Kurz: Alle halten Trump für einen wahnsinnigen Protektionisten – aber was, wenn genau das seine Strategie ist? Während die Welt über Pinguine lacht, überzieht Trump den Globus mit Zöllen, Drohungen und Chaos – und genau das scheint Teil eines größeren Spiels zu sein. Inszenierung und Strategie gehen hier Hand in Hand – zumindest, wenn man einem renommierten Finanzexperten glaubt.

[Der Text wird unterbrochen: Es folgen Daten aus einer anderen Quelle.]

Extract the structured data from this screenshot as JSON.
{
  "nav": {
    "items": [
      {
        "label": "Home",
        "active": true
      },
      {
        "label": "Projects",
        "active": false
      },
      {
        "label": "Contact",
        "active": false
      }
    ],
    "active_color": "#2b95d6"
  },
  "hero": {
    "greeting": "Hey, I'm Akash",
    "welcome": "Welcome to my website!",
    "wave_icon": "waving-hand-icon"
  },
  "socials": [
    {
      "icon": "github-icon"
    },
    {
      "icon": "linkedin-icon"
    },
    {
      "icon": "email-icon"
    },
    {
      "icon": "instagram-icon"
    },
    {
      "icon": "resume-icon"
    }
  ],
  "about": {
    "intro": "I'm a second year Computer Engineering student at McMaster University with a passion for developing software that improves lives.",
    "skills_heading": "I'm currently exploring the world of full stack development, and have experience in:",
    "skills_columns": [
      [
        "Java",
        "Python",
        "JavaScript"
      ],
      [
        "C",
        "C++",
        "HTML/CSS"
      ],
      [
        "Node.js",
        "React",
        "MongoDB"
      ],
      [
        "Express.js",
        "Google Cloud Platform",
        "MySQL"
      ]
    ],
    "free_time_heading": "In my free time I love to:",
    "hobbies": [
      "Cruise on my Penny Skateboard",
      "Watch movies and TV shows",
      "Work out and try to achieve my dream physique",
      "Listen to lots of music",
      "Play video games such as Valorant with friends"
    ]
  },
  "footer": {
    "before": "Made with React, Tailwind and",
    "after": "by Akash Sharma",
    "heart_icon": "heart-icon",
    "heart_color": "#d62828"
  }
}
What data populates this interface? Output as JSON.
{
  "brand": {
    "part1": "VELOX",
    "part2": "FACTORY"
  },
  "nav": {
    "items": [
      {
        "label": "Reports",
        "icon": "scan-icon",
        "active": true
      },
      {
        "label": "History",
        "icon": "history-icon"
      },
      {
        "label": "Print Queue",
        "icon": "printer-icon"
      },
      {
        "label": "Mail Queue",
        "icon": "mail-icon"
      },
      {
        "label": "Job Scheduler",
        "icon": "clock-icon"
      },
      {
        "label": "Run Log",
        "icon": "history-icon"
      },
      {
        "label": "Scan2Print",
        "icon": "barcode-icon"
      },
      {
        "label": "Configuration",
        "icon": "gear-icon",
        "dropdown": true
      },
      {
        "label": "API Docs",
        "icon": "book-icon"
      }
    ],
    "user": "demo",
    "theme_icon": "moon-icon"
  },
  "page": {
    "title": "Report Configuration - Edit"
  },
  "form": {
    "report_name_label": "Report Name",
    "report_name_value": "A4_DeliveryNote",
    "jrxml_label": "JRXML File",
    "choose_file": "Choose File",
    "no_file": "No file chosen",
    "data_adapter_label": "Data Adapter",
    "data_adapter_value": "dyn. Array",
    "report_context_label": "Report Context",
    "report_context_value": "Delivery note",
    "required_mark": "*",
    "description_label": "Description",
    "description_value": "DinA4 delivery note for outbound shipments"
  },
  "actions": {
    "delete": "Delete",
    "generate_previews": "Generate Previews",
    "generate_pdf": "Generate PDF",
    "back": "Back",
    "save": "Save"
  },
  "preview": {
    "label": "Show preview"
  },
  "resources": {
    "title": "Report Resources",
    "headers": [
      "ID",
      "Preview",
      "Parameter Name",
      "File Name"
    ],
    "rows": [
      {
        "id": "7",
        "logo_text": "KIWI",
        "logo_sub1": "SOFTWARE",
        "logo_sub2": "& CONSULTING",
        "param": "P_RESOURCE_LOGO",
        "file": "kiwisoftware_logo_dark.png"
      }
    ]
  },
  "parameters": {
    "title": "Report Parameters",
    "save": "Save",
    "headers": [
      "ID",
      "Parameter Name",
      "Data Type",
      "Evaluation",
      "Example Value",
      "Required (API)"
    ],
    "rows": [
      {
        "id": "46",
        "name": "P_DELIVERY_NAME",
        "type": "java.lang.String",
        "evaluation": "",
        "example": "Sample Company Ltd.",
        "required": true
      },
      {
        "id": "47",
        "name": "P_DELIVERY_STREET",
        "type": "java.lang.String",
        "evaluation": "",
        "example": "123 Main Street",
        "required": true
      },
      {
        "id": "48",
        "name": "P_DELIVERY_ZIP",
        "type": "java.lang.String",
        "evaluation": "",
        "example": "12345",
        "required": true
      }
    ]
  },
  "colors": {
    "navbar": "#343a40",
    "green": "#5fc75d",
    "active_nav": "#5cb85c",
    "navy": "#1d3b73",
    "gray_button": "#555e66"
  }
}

Eric Demuth (Bild), CEO des Fintech- und Einhorn-Unternehmens Bitpanda, warnt die Europäer: Trump spielt nur mit euch.APA/AFP/JOEL SAGET

Der wahre Plan?

Eric Demuth, Mitbegründer und CEO der Investmentplattform Bitpanda, sieht die Sache grundlegend anders. In einem Kommentar auf The Pioneer schreibt er: „Was aussieht wie Irrsinn, folgt einer kommunikativen Logik – und einer potenziell hochriskanten wirtschaftlichen Strategie.“

Hinter Trumps unkontrolliertem Zollsturm steht laut Demuth in Wahrheit ein kalkuliertes Spiel – um Aufmerksamkeit und um Billionen. Denn: Die USA müssen bis Ende 2026 Staatsanleihen im Wert von rund 9 Billionen Dollar refinanzieren. Und das in einem Hochzinsumfeld. Schon minimale Schwankungen bei den langfristigen Zinsen können den Haushalt um Hunderte Milliarden Dollar zusätzlich belasten.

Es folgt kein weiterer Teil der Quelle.